Pour un résident péruvien ou un étranger déjà installé :
Pour obtenir un prêt immobilier, il est crucial de constituer rapidement une épargne pour la mise de fonds (20 à 30 %), de bâtir un historique bancaire local, et de vérifier son éligibilité aux programmes MiVivienda ou Techo Propio, y compris leurs versions écologiques. Il faut comparer les offres des grandes banques (BCP, BBVA, Scotiabank, Interbank) en se basant sur le TCEA (coût total) et non sur le taux nominal seul, et intégrer toutes les taxes et frais (foncier, plus-value, fiscalité locative) dans le plan de financement.
Pour un investisseur étranger sans résidence :
Accepter que l’obtention d’un crédit local soit possible mais incertaine, souvent plus chère et plus lente. Envisager un financement dans le pays d’origine ou un achat comptant si les conditions locales ne sont pas satisfaisantes. Recourir à un avocat spécialisé pour sécuriser le processus, particulièrement en présence de titres fonciers complexes ou de projets en zones sensibles. Garder à l’esprit qu’au Pérou, environ 80 % des transactions se concluent en cash ou par virement certifié, ce qui donne un avantage clair aux acheteurs sans condition suspensive de financement.
Le marché immobilier péruvien reste, à bien des égards, un marché en transition : encore peu financiarisé, avec un déficit massif de logements et une forte informalité, mais porté par une classe moyenne urbaine en croissance et par des politiques publiques de plus en plus structurées. Dans cet environnement, le crédit immobilier est à la fois un outil d’accès au logement et un filtre social puissant. Bien appréhendé, il peut devenir un levier d’opportunité, à condition de respecter les règles du jeu locales et de bâtir un projet soigneusement chiffré.
Un chef d’entreprise français d’environ 50 ans, avec un patrimoine financier déjà bien structuré en Europe, souhaitait diversifier une partie de son capital dans l’immobilier résidentiel au Pérou pour chercher du rendement locatif et une exposition en sol péruvien. Budget alloué : 400 000 à 600 000 dollars, sans recours au crédit.

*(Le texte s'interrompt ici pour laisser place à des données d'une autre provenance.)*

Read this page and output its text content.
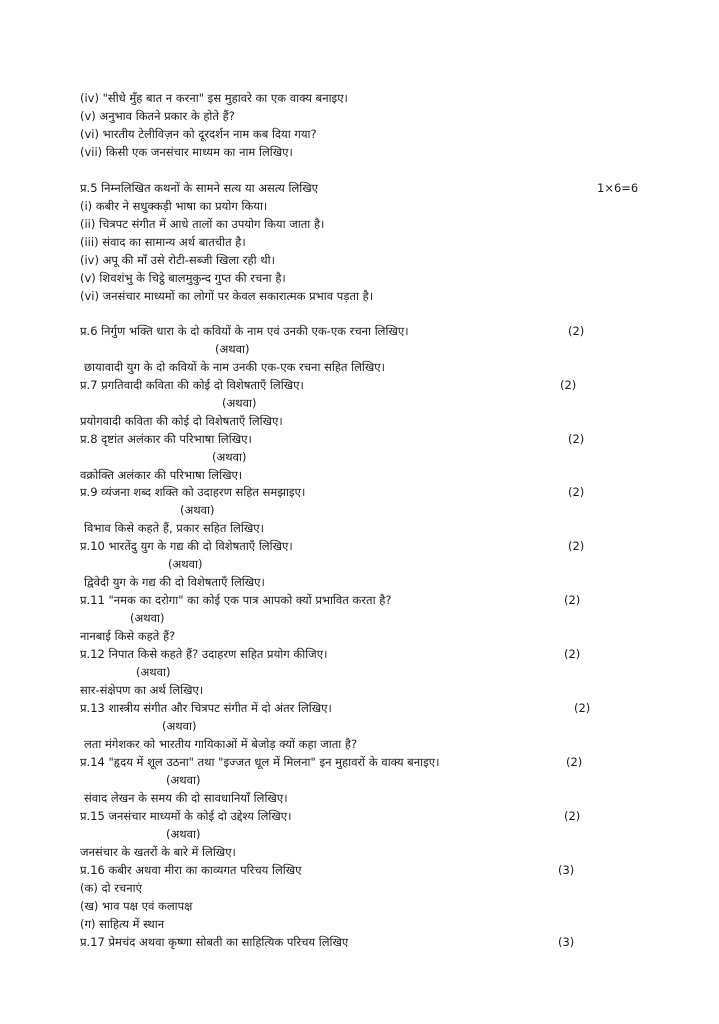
(iv) "सीधे मुँह बात न करना" इस मुहावरे का एक वाक्य बनाइए।
(v) अनुभाव कितने प्रकार के होते हैं?
(vi) भारतीय टेलीविज़न को दूरदर्शन नाम कब दिया गया?
(vii) किसी एक जनसंचार माध्यम का नाम लिखिए।
प्र.5 निम्नलिखित कथनों के सामने सत्य या असत्य लिखिए	1×6=6
(i) कबीर ने सधुक्कड़ी भाषा का प्रयोग किया।
(ii) चित्रपट संगीत में आधे तालों का उपयोग किया जाता है।
(iii) संवाद का सामान्य अर्थ बातचीत है।
(iv) अपू की माँ उसे रोटी-सब्जी खिला रही थी।
(v) शिवशंभु के चिट्ठे बालमुकुन्द गुप्त की रचना है।
(vi) जनसंचार माध्यमों का लोगों पर केवल सकारात्मक प्रभाव पड़ता है।
प्र.6 निर्गुण भक्ति धारा के दो कवियों के नाम एवं उनकी एक-एक रचना लिखिए।	(2)
(अथवा)
छायावादी युग के दो कवियों के नाम उनकी एक-एक रचना सहित लिखिए।
प्र.7 प्रगतिवादी कविता की कोई दो विशेषताएँ लिखिए।	(2)
(अथवा)
प्रयोगवादी कविता की कोई दो विशेषताएँ लिखिए।
प्र.8 दृष्टांत अलंकार की परिभाषा लिखिए।	(2)
(अथवा)
वक्रोक्ति अलंकार की परिभाषा लिखिए।
प्र.9 व्यंजना शब्द शक्ति को उदाहरण सहित समझाइए।	(2)
(अथवा)
विभाव किसे कहते हैं, प्रकार सहित लिखिए।
प्र.10 भारतेंदु युग के गद्य की दो विशेषताएँ लिखिए।	(2)
(अथवा)
द्विवेदी युग के गद्य की दो विशेषताएँ लिखिए।
प्र.11 "नमक का दरोगा" का कोई एक पात्र आपको क्यों प्रभावित करता है?	(2)
(अथवा)
नानबाई किसे कहते हैं?
प्र.12 निपात किसे कहते हैं? उदाहरण सहित प्रयोग कीजिए।	(2)
(अथवा)
सार-संक्षेपण का अर्थ लिखिए।
प्र.13 शास्त्रीय संगीत और चित्रपट संगीत में दो अंतर लिखिए।	(2)
(अथवा)
लता मंगेशकर को भारतीय गायिकाओं में बेजोड़ क्यों कहा जाता है?
प्र.14 "हृदय में शूल उठना" तथा "इज्जत धूल में मिलना" इन मुहावरों के वाक्य बनाइए।	(2)
(अथवा)
संवाद लेखन के समय की दो सावधानियाँ लिखिए।
प्र.15 जनसंचार माध्यमों के कोई दो उद्देश्य लिखिए।	(2)
(अथवा)
जनसंचार के खतरों के बारे में लिखिए।
प्र.16 कबीर अथवा मीरा का काव्यगत परिचय लिखिए	(3)
(क) दो रचनाएं
(ख) भाव पक्ष एवं कलापक्ष
(ग) साहित्य में स्थान
प्र.17 प्रेमचंद अथवा कृष्णा सोबती का साहित्यिक परिचय लिखिए	(3)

Après analyse de plusieurs marchés (Lima, Arequipa, Cusco), la stratégie retenue a consisté à cibler un appartement ou une petite maison dans un quartier en forte demande locative de Lima (Miraflores, Barranco, San Isidro), combinant un rendement locatif brut cible proche de 10 % – en gardant en tête que « plus le rendement est grand, plus le risque est important » – et un potentiel de valorisation à moyen terme, avec un ticket global (acquisition + frais + éventuels travaux) d’environ 500 000 dollars. La mission a inclus : sélection du marché et du quartier, mise en relation avec un réseau local (agent immobilier, avocat, fiscaliste), choix de la structure la plus adaptée (propriété directe ou via société locale) et définition d’un plan de diversification dans le temps, permettant de maîtriser les risques juridiques, fiscaux et locatifs.